Event Registration is a prototype developed for the Police in Norway, with the aim of supporting investigations, preventing crime, and providing statistics for better enterprise governance. The entire back-end stack of the system is based on semantic technologies integrated with Java, by adopting the Apache Jena framework for semantic programming.

RDF – flexible statements

Semantic Web technologies (do not let the «Web» term fool you, as it can be applied totally independent of the Web) include the W3C standards: RDF for serializing data, SPARQL for querying the RDF data, and OWL and RDFs for applying a data model to the data. RDF data can be fully schema-unbound and solely exist as fact-statements, which makes it great for systems where it is not beneficial to agree upon a data-schema up front. This allows for the data schema to evolve, adapt and be extended throughout the life-cycle of the system. In Event Registration, it is important that the police can express anything about everything, meaning that the need for a flexible data structure is huge, and this was the main reason that semantic technologies were adopted in the project.

Imagine a case where a woman comes into the police station to file a police report about a theft. She just came from a large event with a huge and narrow crowd, and suddenly discovered that her wallet was stolen from her bag. The event she was attending, along with the actual theft, are registered as the two first events in the event sequence canvas depicted in Picture 1.

The police have few leads to follow in this case, but two weeks later the victim comes back to the police station and files a new police report regarding the arrival of a letter from a bank stating that she had opened a bank account there. The victim claimed to the police that she had never opened this bank account herself, which could imply that she might have been exposed to an identity theft.

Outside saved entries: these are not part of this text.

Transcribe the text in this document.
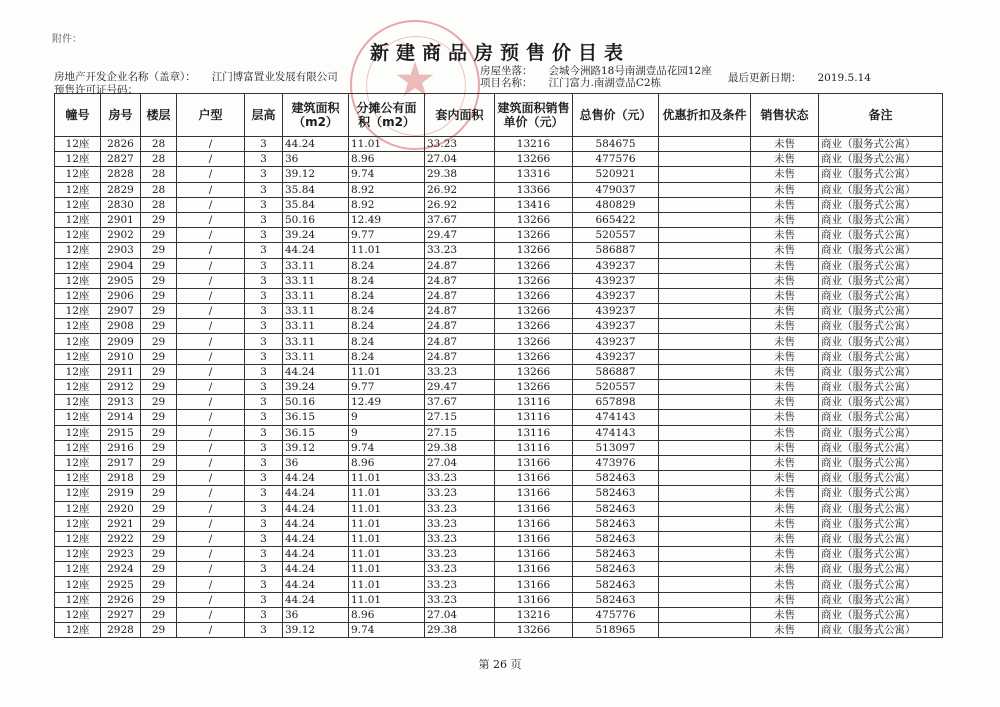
附件：
★
新建商品房预售价目表
房地产开发企业名称（盖章）： 江门博富置业发展有限公司
预售许可证号码：
房屋坐落： 会城今洲路18号南湖壹品花园12座
项目名称： 江门富力.南湖壹品C2栋	最后更新日期： 2019.5.14
幢号	房号	楼层	户型	层高	建筑面积（m2）	分摊公有面积（m2）	套内面积	建筑面积销售单价（元）	总售价（元）	优惠折扣及条件	销售状态	备注
12座	2826	28	/	3	44.24	11.01	33.23	13216	584675		未售	商业（服务式公寓）
12座	2827	28	/	3	36	8.96	27.04	13266	477576		未售	商业（服务式公寓）
12座	2828	28	/	3	39.12	9.74	29.38	13316	520921		未售	商业（服务式公寓）
12座	2829	28	/	3	35.84	8.92	26.92	13366	479037		未售	商业（服务式公寓）
12座	2830	28	/	3	35.84	8.92	26.92	13416	480829		未售	商业（服务式公寓）
12座	2901	29	/	3	50.16	12.49	37.67	13266	665422		未售	商业（服务式公寓）
12座	2902	29	/	3	39.24	9.77	29.47	13266	520557		未售	商业（服务式公寓）
12座	2903	29	/	3	44.24	11.01	33.23	13266	586887		未售	商业（服务式公寓）
12座	2904	29	/	3	33.11	8.24	24.87	13266	439237		未售	商业（服务式公寓）
12座	2905	29	/	3	33.11	8.24	24.87	13266	439237		未售	商业（服务式公寓）
12座	2906	29	/	3	33.11	8.24	24.87	13266	439237		未售	商业（服务式公寓）
12座	2907	29	/	3	33.11	8.24	24.87	13266	439237		未售	商业（服务式公寓）
12座	2908	29	/	3	33.11	8.24	24.87	13266	439237		未售	商业（服务式公寓）
12座	2909	29	/	3	33.11	8.24	24.87	13266	439237		未售	商业（服务式公寓）
12座	2910	29	/	3	33.11	8.24	24.87	13266	439237		未售	商业（服务式公寓）
12座	2911	29	/	3	44.24	11.01	33.23	13266	586887		未售	商业（服务式公寓）
12座	2912	29	/	3	39.24	9.77	29.47	13266	520557		未售	商业（服务式公寓）
12座	2913	29	/	3	50.16	12.49	37.67	13116	657898		未售	商业（服务式公寓）
12座	2914	29	/	3	36.15	9	27.15	13116	474143		未售	商业（服务式公寓）
12座	2915	29	/	3	36.15	9	27.15	13116	474143		未售	商业（服务式公寓）
12座	2916	29	/	3	39.12	9.74	29.38	13116	513097		未售	商业（服务式公寓）
12座	2917	29	/	3	36	8.96	27.04	13166	473976		未售	商业（服务式公寓）
12座	2918	29	/	3	44.24	11.01	33.23	13166	582463		未售	商业（服务式公寓）
12座	2919	29	/	3	44.24	11.01	33.23	13166	582463		未售	商业（服务式公寓）
12座	2920	29	/	3	44.24	11.01	33.23	13166	582463		未售	商业（服务式公寓）
12座	2921	29	/	3	44.24	11.01	33.23	13166	582463		未售	商业（服务式公寓）
12座	2922	29	/	3	44.24	11.01	33.23	13166	582463		未售	商业（服务式公寓）
12座	2923	29	/	3	44.24	11.01	33.23	13166	582463		未售	商业（服务式公寓）
12座	2924	29	/	3	44.24	11.01	33.23	13166	582463		未售	商业（服务式公寓）
12座	2925	29	/	3	44.24	11.01	33.23	13166	582463		未售	商业（服务式公寓）
12座	2926	29	/	3	44.24	11.01	33.23	13166	582463		未售	商业（服务式公寓）
12座	2927	29	/	3	36	8.96	27.04	13216	475776		未售	商业（服务式公寓）
12座	2928	29	/	3	39.12	9.74	29.38	13266	518965		未售	商业（服务式公寓）
第 26 页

The police now investigate this further by talking to a bank employee at the bank in question, who reveals that the account indeed has been opened in the victim’s name, and that a consumer loan of 500 000 Norwegian Kroner (approximately $60,000 USD) also has been taken up in the same name. Further, the bank employee notices that the consumer loan was paid out to the same bank account, and that one day later there was a purchase of a car from a car retailer. Finally, they see that the remaining money were used in a transaction of some sort abroad, meaning that the offender had already left the country.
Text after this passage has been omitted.